Я удостоился чести быть приглашенным в Живерни, к художнику «Белых кувшинок». Я заранее предвкушал удовольствие оттого, что смогу полюбоваться всеми картинами Моне. Однако я увидел лишь некоторые из них.
Дом был просторный, но стены утопали под холстами, написанными друзьями художника. В ответ на мое замечание, что картины такого отменного качества не часто увидишь даже у самых прославленных коллекционеров, Моне сказал:
– И тем не менее я беру только то, что хотят мне отдать! Большинство холстов, которые вы видите здесь, валялись на прилавках торговцев. В каком-то смысле я приобрел их в знак протеста против безразличия публики.
Я остановился перед картиной «Семья Моне» кисти Ренуара.
– Однажды Мане захотел нарисовать мою жену и детей, – объяснил мне Моне. – При этом присутствовал Ренуар. Он также взял холст и стал работать над тем же сюжетом. Когда Ренуар закончил картину, Мане отвел меня в сторону и сказал: «Моне, поскольку вы дружите с Ренуаром, вам бы следовало посоветовать ему сменить профессию. Вы же видите, что живопись – это не его призвание!»
* * *
На первый взгляд в Писсарро поражал его вид доброго, чуткого и в то же время безмятежного человека; это была та безмятежность, которую рождает весело выполняемая работа. Однако не было жизни тяжелее, чем жизнь Писсарро, с тех пор как он покинул свой остров Сен-Тома и обосновался во Франции! Семья была многочисленной. Мадам Писсарро смело взялась за возделывание участка, окружавшего их дом, и превратила его в картофельное поле. Наступил «ужасный год», события Коммуны. Художник, изгнанный из своей мастерской, нашел ее разоренной, когда вернулся назад. Его холсты, на которые было потрачено столько труда, пропали! Но Писсарро не поддался отчаянию, и произведения стали вновь рождаться одно за другим. Глядя на эти пейзажи, источающие запахи полей, на этих спокойных крестьянок, склонившихся над капустой или невозмутимо пасущих гусей, мог ли кто подумать, что бо́льшая часть картин была написана в самые тяжелые для художника времена?

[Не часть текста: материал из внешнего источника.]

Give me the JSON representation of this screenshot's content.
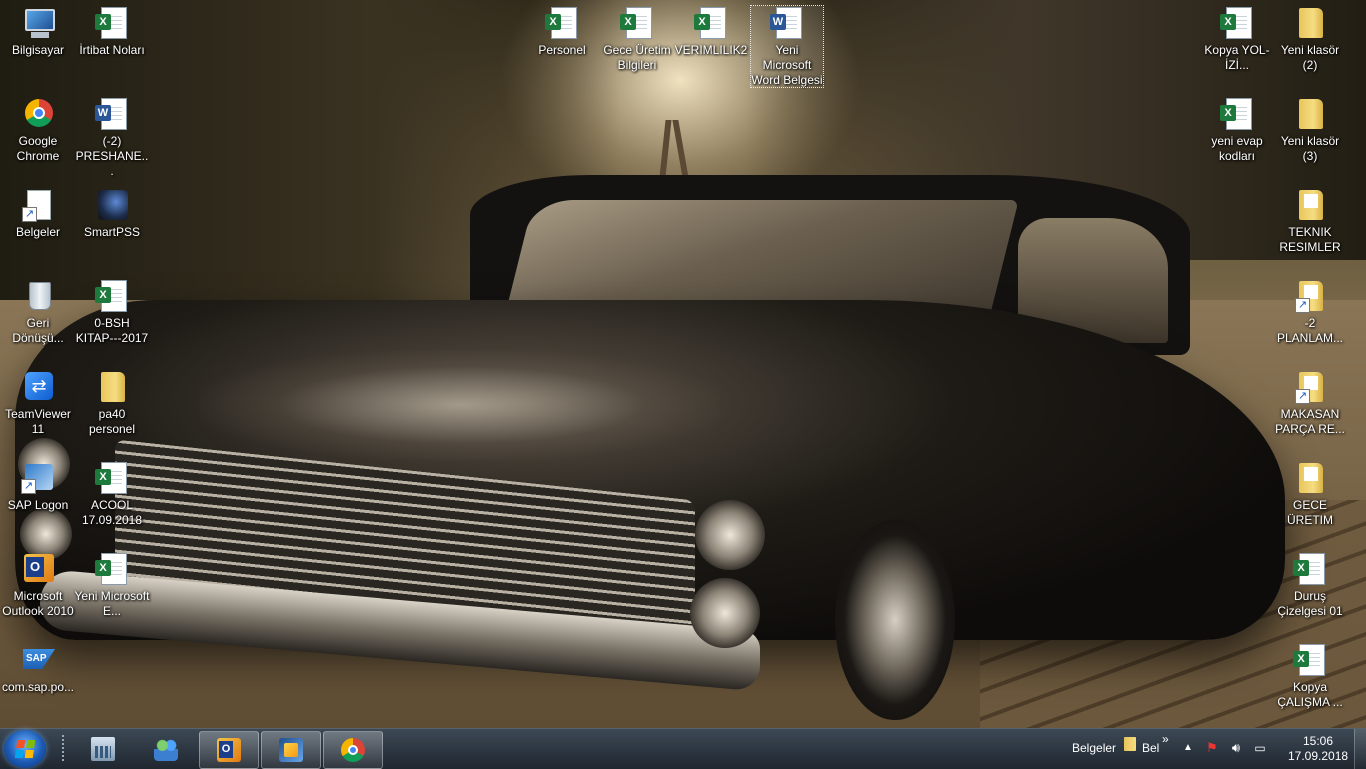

Покидая Дюран-Рюэля, Писсарро охотно заходил ко мне. С какой широтой ума судил этот старик о своих молодых товарищах! Он интересовался всеми поисками, увлекавшими тогда живописцев, – так любопытен он был ко всяким формам искусства. В одну из последних моих встреч с ним Писсарро поделился со мной тем, в какой восторг привела его страница одной древней книги. Он в подробностях рассказывал мне о ней, словно был наборщиком, но наборщиком той эпохи, когда еще не существовало линотипа.
Его сыновьям (все они тоже художники) было в кого пойти. Старший, Люсьен, позднее увлекся книгами. Он стал печатником, иллюстратором, издателем. Совершенство первой книги «Королева рыб», отпечатанной в его типографии, поражало, но она подействовала на меня как возбуждающее средство, заставив проявить упорство на издательском поприще.
* * *
Из всех тех, кого называли великими импрессионистами, наименее удачливым был Сислей, чьи полотна пользуются сегодня таким большим спросом. В определенные периоды своей жизни все испытывали жесточайшие лишения; но мэтр из Море никогда не знал даже относительного благополучия. В первый раз я увидел Сислея, придя к нему, чтобы попросить сделать цветную литографию для готовившегося мной альбома художников-граверов. Он с большой охотой принял мое предложение и нарисовал «Пасущую гусей».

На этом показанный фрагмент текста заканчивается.